Bivalirudin is a direct thrombin inhibitor used for therapeutic anticoagulation in patients with suspected or confirmed heparin induced thrombocytopenia. Dosing recommendations for bivalirudin are variable in published literature which results in dosing discontinuity.
Identifying patient characteristics associated with bivalirudin dose requirements was the primary objective. Secondary objectives were to assess time to therapeutic activated partial thromboplastin time (APTT) for patients on bivalirudin therapy and identify the mean bivalirudin dose achieving therapeutic anticoagulation.
The retrospective review included hospitalized patients?18 years old with?24 hours of bivalirudin therapy indicated for therapeutic anticoagulation between January 1, 2010 and October 31, 2011. Patients with bivalirudin therapy indicated for percutaneous coronary intervention, lower extremity bypass, venous thromboembolism prophylaxis, or patients with no documented APTT goal were excluded.
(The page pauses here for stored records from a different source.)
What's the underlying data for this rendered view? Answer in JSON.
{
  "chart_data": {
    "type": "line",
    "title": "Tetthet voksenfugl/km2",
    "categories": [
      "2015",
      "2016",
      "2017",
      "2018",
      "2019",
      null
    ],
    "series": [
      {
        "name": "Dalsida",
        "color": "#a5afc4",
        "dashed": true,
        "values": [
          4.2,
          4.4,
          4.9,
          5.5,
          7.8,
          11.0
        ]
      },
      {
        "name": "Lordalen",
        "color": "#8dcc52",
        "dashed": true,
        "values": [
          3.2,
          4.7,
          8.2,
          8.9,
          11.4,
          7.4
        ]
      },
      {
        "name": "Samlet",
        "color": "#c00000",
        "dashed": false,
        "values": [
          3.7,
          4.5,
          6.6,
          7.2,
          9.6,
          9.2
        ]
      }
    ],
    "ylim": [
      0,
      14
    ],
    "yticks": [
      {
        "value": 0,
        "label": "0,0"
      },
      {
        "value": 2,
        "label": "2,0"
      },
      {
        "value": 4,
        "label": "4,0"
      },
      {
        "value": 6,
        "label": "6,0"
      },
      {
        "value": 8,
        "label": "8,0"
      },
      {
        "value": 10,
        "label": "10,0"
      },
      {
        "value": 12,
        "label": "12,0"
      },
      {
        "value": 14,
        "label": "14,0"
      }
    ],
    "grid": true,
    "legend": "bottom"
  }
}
Of the 87 patients included in the study, the median bivalirudin dose to achieve goal APTT was 0.037 mg/kg/hr. Creatinine clearance (CrCl) was the only characteristic associated with bivalirudin dose requirements (p=0.0271, r2=0.066). The mean bivalirudin dose required to achieve goal APTT based on renal function was 0.023 mg/kg/hr for patients with CrCl < 30 mL/min or dialysis requirements, 0.038 mg/kg/hr for patients with CrCl between 30-60 mL/min, 0.061 mg/kg/hr for patients with CrCl between 61-90 mL/min, and 0.069 mg/kg/hr for patients with CrCl > 90 mL/min (p=0.026). Goal APTT was obtained in a mean of 32.6 hours. Increased bivalirudin dose requirements (p=0.002, r2=0.123), infrequent APTT monitoring (p=< 0.001, r2=0.258), and infrequent bivalirudin dose adjustments (p=0.0189, r2=0.076) were associated with an increased time to therapeutic APTT.
Patients with decreased renal function required decreased bivalirudin doses to achieve goal APTT. No other patient characteristics influenced bivalirudin dosing. Factors associated with longer time to goal APTT included increased bivalirudin doses required to achieve goal APTT, infrequent APTT monitoring, and infrequent bivalirudin dose changes.